CHAPTER XIII.
THE LOUVRE
“Paris renferme beaucoup de palais; mais le vrai palais de Paris, le vrai palais de la France, tout le monde l’a nommé,—c’est le Louvre.”
Upon the first appearance of “Marguerite de Valois,” a critic writing in Blackwood’s Magazine, has chosen to commend Dumas’ directness of plot and purpose in a manner which every lover of Dumas and student of history will not fail to appreciate. He says: “Dumas, according to his custom, introduces a vast array of characters, for the most part historical, all spiritedly drawn and well sustained. In various respects the author may be held up as an example to our own history-spoilers, and self-styled writers of historical romance. One does not find him profaning public edifices by causing all sorts of absurdities to pass, and of twaddle to be spoken, within their precincts; neither does he make his king and beggar, high-born dame and private soldier use the very same language, all equally tame, colourless, and devoid of character. The spirited and varied dialogue, in which his romances abound, illustrates and brings out the qualities and characteristics of his actors, and is not used for the sole purpose of making a chapter out of what would be better told in a page. In many instances, indeed, it would be difficult for him to tell his story, by the barest narrative, in fewer words than he does by pithy and pointed dialogue.”
No edifice in Paris itself, nor, indeed, in all France, is more closely identified with the characters and plots of Dumas’ romances than the Louvre. In the Valois cycle alone, the personages are continually flocking and stalking thither; some mere puppets,—walking gentlemen and ladies,—but many more, even, who are personages so very real that even in the pages of Dumas one forgets that it is romance pure and simple, and is almost ready to accept his word as history. This it is not, as is well recognized, but still it is a pleasant manner of bringing before the omnivorous reader many facts which otherwise he might ignore or perhaps overlook.
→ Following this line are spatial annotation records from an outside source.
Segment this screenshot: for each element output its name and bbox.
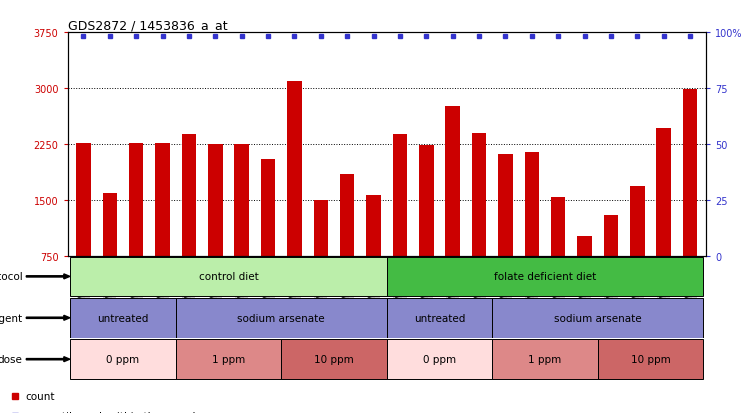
Text: 10 ppm: 10 ppm	[631, 354, 671, 364]
Bar	[208, 145, 222, 256]
Text: untreated: untreated	[414, 313, 465, 323]
Text: sodium arsenate: sodium arsenate	[237, 313, 325, 323]
Text: agent: agent	[0, 313, 23, 323]
Text: GDS2872 / 1453836_a_at: GDS2872 / 1453836_a_at	[68, 19, 228, 32]
Text: 0 ppm: 0 ppm	[423, 354, 456, 364]
Bar	[76, 144, 91, 256]
Bar	[445, 107, 460, 256]
Bar	[71, 298, 176, 338]
Bar	[387, 339, 492, 379]
Bar	[71, 257, 387, 297]
Text: percentile rank within the sample: percentile rank within the sample	[26, 411, 201, 413]
Text: untreated: untreated	[98, 313, 149, 323]
Bar	[387, 298, 492, 338]
Bar	[234, 145, 249, 256]
Bar	[498, 155, 513, 256]
Text: 0 ppm: 0 ppm	[107, 354, 140, 364]
Bar	[492, 298, 703, 338]
Text: 1 ppm: 1 ppm	[212, 354, 245, 364]
Bar	[261, 159, 276, 256]
Bar	[472, 134, 487, 256]
Bar	[578, 236, 592, 256]
Bar	[103, 194, 117, 256]
Text: count: count	[26, 391, 55, 401]
Bar	[492, 339, 598, 379]
Bar	[598, 339, 703, 379]
Bar	[176, 298, 387, 338]
Bar	[182, 135, 196, 256]
Text: sodium arsenate: sodium arsenate	[554, 313, 641, 323]
Text: control diet: control diet	[198, 272, 258, 282]
Bar	[155, 144, 170, 256]
Bar	[129, 144, 143, 256]
Bar	[366, 195, 381, 256]
Bar	[387, 257, 703, 297]
Bar	[630, 187, 644, 256]
Bar	[393, 135, 407, 256]
Text: protocol: protocol	[0, 272, 23, 282]
Text: 10 ppm: 10 ppm	[314, 354, 354, 364]
Bar	[340, 174, 354, 256]
Text: folate deficient diet: folate deficient diet	[494, 272, 596, 282]
Bar	[525, 153, 539, 256]
Bar	[656, 129, 671, 256]
Bar	[551, 197, 566, 256]
Bar	[287, 81, 302, 256]
Bar	[604, 216, 618, 256]
Bar	[71, 339, 176, 379]
Text: dose: dose	[0, 354, 23, 364]
Bar	[419, 146, 433, 256]
Bar	[282, 339, 387, 379]
Bar	[176, 339, 282, 379]
Bar	[314, 200, 328, 256]
Bar	[683, 90, 698, 256]
Text: 1 ppm: 1 ppm	[529, 354, 562, 364]
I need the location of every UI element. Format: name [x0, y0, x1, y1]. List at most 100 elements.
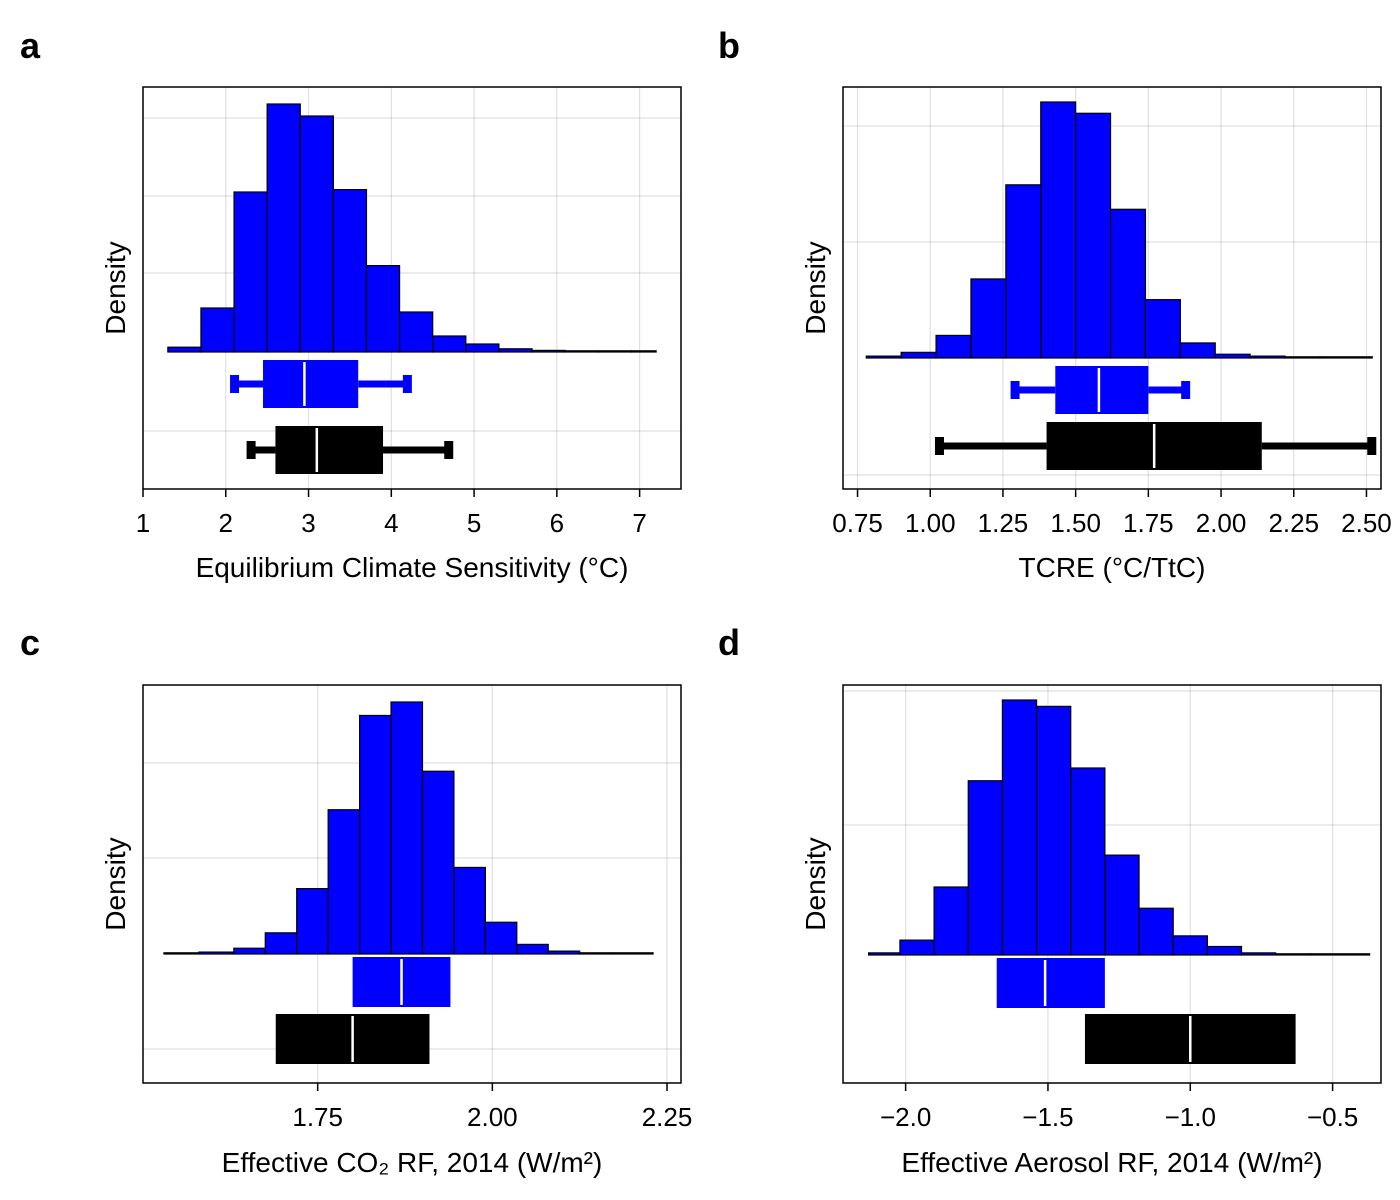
whisker-cap-high [444, 441, 454, 459]
x-tick-label: −1.0 [1165, 1102, 1216, 1132]
whisker-cap-high [1181, 381, 1191, 399]
histogram-bar [296, 887, 329, 955]
histogram-bar [484, 921, 518, 955]
histogram-bar [868, 952, 901, 956]
histogram-bar [163, 952, 200, 955]
histogram-bar [900, 351, 937, 359]
x-tick-label: 7 [632, 508, 646, 538]
histogram-bar [1070, 767, 1106, 956]
histogram-bar [266, 103, 301, 353]
histogram-bar [1275, 953, 1311, 956]
x-axis-label-b: TCRE (°C/TtC) [1019, 552, 1206, 583]
box-iqr [275, 426, 384, 474]
panel-letter-d: d [718, 622, 740, 663]
histogram-bar [933, 886, 969, 956]
histogram-bar [1005, 184, 1042, 359]
y-axis-label-d: Density [800, 837, 831, 930]
histogram-bar [899, 939, 935, 956]
histogram-bar [198, 951, 235, 955]
x-tick-label: 4 [384, 508, 398, 538]
box-iqr [996, 958, 1105, 1008]
plot-frame-d [842, 684, 1382, 1084]
histogram-bar [564, 350, 599, 353]
whisker-cap-low [1010, 381, 1020, 399]
whisker-cap-high [402, 375, 412, 393]
x-tick-label: −0.5 [1307, 1102, 1358, 1132]
x-tick-label: −2.0 [880, 1102, 931, 1132]
boxplots-a [230, 360, 454, 474]
histogram-bar [498, 348, 533, 353]
histogram-bars-b [865, 101, 1373, 359]
whisker-cap-high [1367, 437, 1377, 455]
boxplots-d [996, 958, 1296, 1064]
whisker-cap-low [934, 437, 944, 455]
x-tick-label: 2.00 [1196, 508, 1247, 538]
histogram-bar [597, 350, 632, 353]
y-axis-label-a: Density [100, 241, 131, 334]
panel-letter-a: a [20, 25, 41, 66]
histogram-bar [432, 335, 467, 353]
x-axis-label-a: Equilibrium Climate Sensitivity (°C) [196, 552, 629, 583]
histogram-bar [200, 307, 235, 353]
panel-a: a 1 2 3 4 5 6 7 Equilibrium Climate Sensitivit… [20, 25, 682, 583]
histogram-bar [398, 311, 434, 353]
histogram-bars-c [163, 701, 654, 955]
histogram-bar [332, 189, 368, 353]
histogram-bar [547, 950, 581, 955]
whisker-cap-low [230, 375, 240, 393]
whisker-cap-low [246, 441, 256, 459]
histogram-bar [935, 334, 972, 359]
histogram-bar [264, 932, 298, 955]
histogram-bar [1001, 699, 1038, 956]
histogram-bar [1040, 101, 1077, 359]
x-tick-label: 2.00 [467, 1102, 518, 1132]
x-ticks-a: 1 2 3 4 5 6 7 [136, 489, 647, 538]
histogram-bar [970, 278, 1007, 359]
histogram-bar [865, 355, 902, 359]
panel-d: d −2.0 −1.5 −1.0 −0.5 Effective Aerosol RF,… [718, 622, 1382, 1178]
plot-area-a [143, 87, 681, 489]
histogram-bar [630, 350, 657, 353]
box-iqr [263, 360, 359, 408]
x-tick-label: 6 [550, 508, 564, 538]
panel-letter-b: b [718, 25, 740, 66]
histogram-bar [967, 780, 1004, 956]
histogram-bar [1109, 208, 1147, 359]
histogram-bars-d [868, 699, 1371, 956]
x-ticks-d: −2.0 −1.5 −1.0 −0.5 [880, 1083, 1358, 1132]
histogram-bar [390, 701, 424, 955]
x-tick-label: 5 [467, 508, 481, 538]
panel-letter-c: c [20, 622, 40, 663]
x-axis-label-c: Effective CO₂ RF, 2014 (W/m²) [222, 1147, 603, 1178]
histogram-bar [365, 265, 401, 353]
x-tick-label: 1.25 [978, 508, 1029, 538]
histogram-bar [1104, 854, 1140, 956]
histogram-bar [1138, 907, 1174, 956]
plot-frame-a [142, 86, 682, 490]
boxplots-b [934, 366, 1377, 470]
histogram-bar [358, 714, 392, 955]
histogram-bar [1206, 945, 1243, 956]
histogram-bar [167, 346, 202, 353]
y-axis-label-c: Density [100, 837, 131, 930]
box-iqr [1055, 366, 1149, 414]
histogram-bar [299, 115, 334, 353]
histogram-bars-a [167, 103, 657, 353]
histogram-bar [421, 770, 455, 955]
histogram-bar [1309, 953, 1371, 956]
histogram-bar [1249, 355, 1286, 359]
histogram-bar [1144, 299, 1181, 359]
histogram-bar [531, 349, 566, 353]
histogram-bar [233, 947, 266, 955]
histogram-bar [1075, 112, 1112, 359]
x-tick-label: 2 [219, 508, 233, 538]
histogram-bar [1179, 342, 1216, 359]
histogram-bar [465, 343, 500, 353]
histogram-bar [1035, 705, 1072, 956]
x-ticks-c: 1.75 2.00 2.25 [292, 1083, 692, 1132]
histogram-bar [233, 191, 268, 353]
histogram-bar [610, 952, 654, 955]
x-tick-label: 1 [136, 508, 150, 538]
y-axis-label-b: Density [800, 241, 831, 334]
It really is not possible to particularize all the action of Dumas’ romances which centred around the Louvre. To do so would be to write the mediæval history of the famous building, or to produce an analytical index to the works of Dumas which would somewhat approach in bulk the celebrated Chinese encyclopædia.
We learn from “Le Vicomte de Bragelonne” of D’Artagnan’s great familiarity with the life which went on in the old château of the Louvre. “I will tell you where M. d’Artagnan is,” said Raoul; “he is now in Paris; when on duty, he is to be met at the Louvre; when not so, in the Rue des Lombards.”
This describes the situation exactly: when the characters of the D’Artagnan and the Valois romances are not actually within the precincts of the Louvre, they have either just left it or are about to return thither, or some momentous event is being enacted there which bears upon the plot.